Nous ne nous lasserons jamais de le répéter, la Transition malienne n’est pas le fruit d’une prise de pouvoir classique de la part de militaires ayant fait irruption par effraction sur la scène politique par attrait du pouvoir. Non ! Et Non ! La Transition malienne est le couronnement du soulèvement populaire qui a mobilisé le Peuple dans la rue, des mois durant, pour exiger la fin de la dérive et l’abîme dans lesquelles la mauvaise gouvernance, la corruption, l’impunité et l’impasse sécuritaire ont fini par plonger notre pays, menacé de dislocation si non de disparition en tant que Nation, en tant qu’Etat indépendant et souverain. Pour ce faire, le peuple malien a usé de son droit constitutionnel à la désobéissance civile prévue par l’article 121 de la Constitution. Il a protesté dans la rue à travers des rassemblements grandioses dans toutes les villes du Mali et au sein de la diaspora, des manifestations organisées par les forces du changement réunies au sein du M5-RFP.

Pendant le soulèvement populaire, qui a duré des mois, des manifestants aux mains nues ont été tués de Kayes à Bamako, y compris dans des lieux de cultes, en passant par Sikasso, à travers un usage disproportionné et frauduleux de la force publique, notamment l’utilisation d’unités de la Force Spéciale Antiterroriste qui n’ont pas vocation à faire le maintien d’ordre. Les jeunes officiers patriotes qui, au risque de leur vie, ont mis à fin à la dérive et à l’imminence d’une situation de guerre civile ont, dès le lendemain du changement de régime le 18 août 2020, dit haut et fort, avoir parachevé la lutte héroïque du Peuple. Ils ont su fédérer autour d’eux l’ensemble des Forces de Défense et de Sécurité, ainsi que les Forces vives autour d’un objectif : Sauver le Mali du chaos.

Pour montrer leur bonne foi, fait inédit, ils ont maintenu en l’Etat la Constitution en vigueur. Qui a été plus tard complétée par la Charte de la Transition issue des concertations des Forces vives de la Nation tenue en septembre 2020. Dans ces conditions et nous ne cesserons jamais de le dire, on ne peut pas ramener raisonnablement la Transition, sauf à être dans une approche réductrice, parcellaire ou binaire, à la tenue seulement et uniquement d’élections ; en occultant le fait que depuis 1992, notre pays a régulièrement organisé divers scrutins, qui ne l’ont pourtant pas épargné les ruptures à répétition de l’ordre constitutionnel.

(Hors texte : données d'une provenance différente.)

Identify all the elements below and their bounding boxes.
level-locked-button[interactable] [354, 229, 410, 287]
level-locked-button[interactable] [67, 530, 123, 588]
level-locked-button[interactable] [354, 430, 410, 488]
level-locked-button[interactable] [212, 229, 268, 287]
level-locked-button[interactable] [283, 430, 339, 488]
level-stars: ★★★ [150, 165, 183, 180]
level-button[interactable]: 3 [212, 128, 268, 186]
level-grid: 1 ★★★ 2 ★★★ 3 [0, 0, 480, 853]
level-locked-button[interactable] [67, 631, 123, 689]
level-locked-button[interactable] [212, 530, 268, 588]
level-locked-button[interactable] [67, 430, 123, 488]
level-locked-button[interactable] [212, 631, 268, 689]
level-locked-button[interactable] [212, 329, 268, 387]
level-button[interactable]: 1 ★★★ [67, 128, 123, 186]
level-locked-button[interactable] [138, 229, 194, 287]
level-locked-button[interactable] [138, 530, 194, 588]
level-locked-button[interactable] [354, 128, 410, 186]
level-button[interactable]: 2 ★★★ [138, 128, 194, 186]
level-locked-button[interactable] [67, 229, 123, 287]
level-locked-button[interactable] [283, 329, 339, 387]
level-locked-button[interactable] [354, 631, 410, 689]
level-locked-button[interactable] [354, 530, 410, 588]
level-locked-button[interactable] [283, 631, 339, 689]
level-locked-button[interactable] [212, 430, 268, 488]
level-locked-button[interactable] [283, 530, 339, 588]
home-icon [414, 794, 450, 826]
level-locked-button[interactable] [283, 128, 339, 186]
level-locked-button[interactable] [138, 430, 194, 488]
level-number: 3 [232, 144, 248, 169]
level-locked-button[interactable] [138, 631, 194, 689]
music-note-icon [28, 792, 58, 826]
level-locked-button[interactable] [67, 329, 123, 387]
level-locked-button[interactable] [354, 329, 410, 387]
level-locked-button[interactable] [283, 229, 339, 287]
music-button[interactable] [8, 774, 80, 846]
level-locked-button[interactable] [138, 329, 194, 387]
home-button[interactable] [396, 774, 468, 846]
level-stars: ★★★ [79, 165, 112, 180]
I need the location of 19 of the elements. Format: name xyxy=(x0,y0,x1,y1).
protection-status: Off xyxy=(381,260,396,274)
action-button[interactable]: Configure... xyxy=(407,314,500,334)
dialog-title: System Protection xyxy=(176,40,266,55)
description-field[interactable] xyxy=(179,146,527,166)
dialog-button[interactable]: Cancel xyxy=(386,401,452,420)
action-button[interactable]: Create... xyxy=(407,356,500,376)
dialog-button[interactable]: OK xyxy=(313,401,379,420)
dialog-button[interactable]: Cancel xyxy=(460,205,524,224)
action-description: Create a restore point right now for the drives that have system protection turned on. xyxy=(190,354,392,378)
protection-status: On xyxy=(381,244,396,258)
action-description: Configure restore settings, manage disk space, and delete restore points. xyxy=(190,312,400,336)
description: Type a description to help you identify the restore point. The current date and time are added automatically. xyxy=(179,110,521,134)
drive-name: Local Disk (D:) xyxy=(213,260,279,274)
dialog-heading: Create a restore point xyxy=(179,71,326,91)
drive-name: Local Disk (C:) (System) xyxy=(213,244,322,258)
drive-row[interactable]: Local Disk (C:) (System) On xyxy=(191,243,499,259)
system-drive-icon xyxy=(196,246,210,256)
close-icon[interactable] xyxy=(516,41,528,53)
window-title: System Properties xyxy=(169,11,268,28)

Surtout, en occultant le fait que la grave crise politique, sociale et sécuritaire qui a conduit à la démission de l’ancien Président de la République en 2020 (paix à son âme ! ) était née justement d’une crise électorale, celle des législatives de mars et avril 2020, illustration magistrale des limites et des déficiences qui caractérisent la gouvernance électorale dans notre pays. Souvenez-vous que l’élection présidentielle de 2018 a débouché, elle aussi, sur une longue crise post-électorale qui n’est pas sans rappeler les contestations de l’élection présidentielle de 1997 et le rejet, par la rue, de la tentative de réforme constitutionnelle de 2017.

Ces différents épisodes électoraux démontrent à suffisance le besoin de mener des réformes politiques et institutionnelles substantielles pour rendre, à l’avenir, les processus électoraux les moins contestables possibles au Mali, et pour renforcer la stabilité et la légitimité des institutions constitutionnelles. Mesdames et Messieurs les Ambassadeurs et Représentants des organisations internationales ; La question des reformes politiques est une question fondamentale et un enjeu de stabilité et de survie pour le Mali.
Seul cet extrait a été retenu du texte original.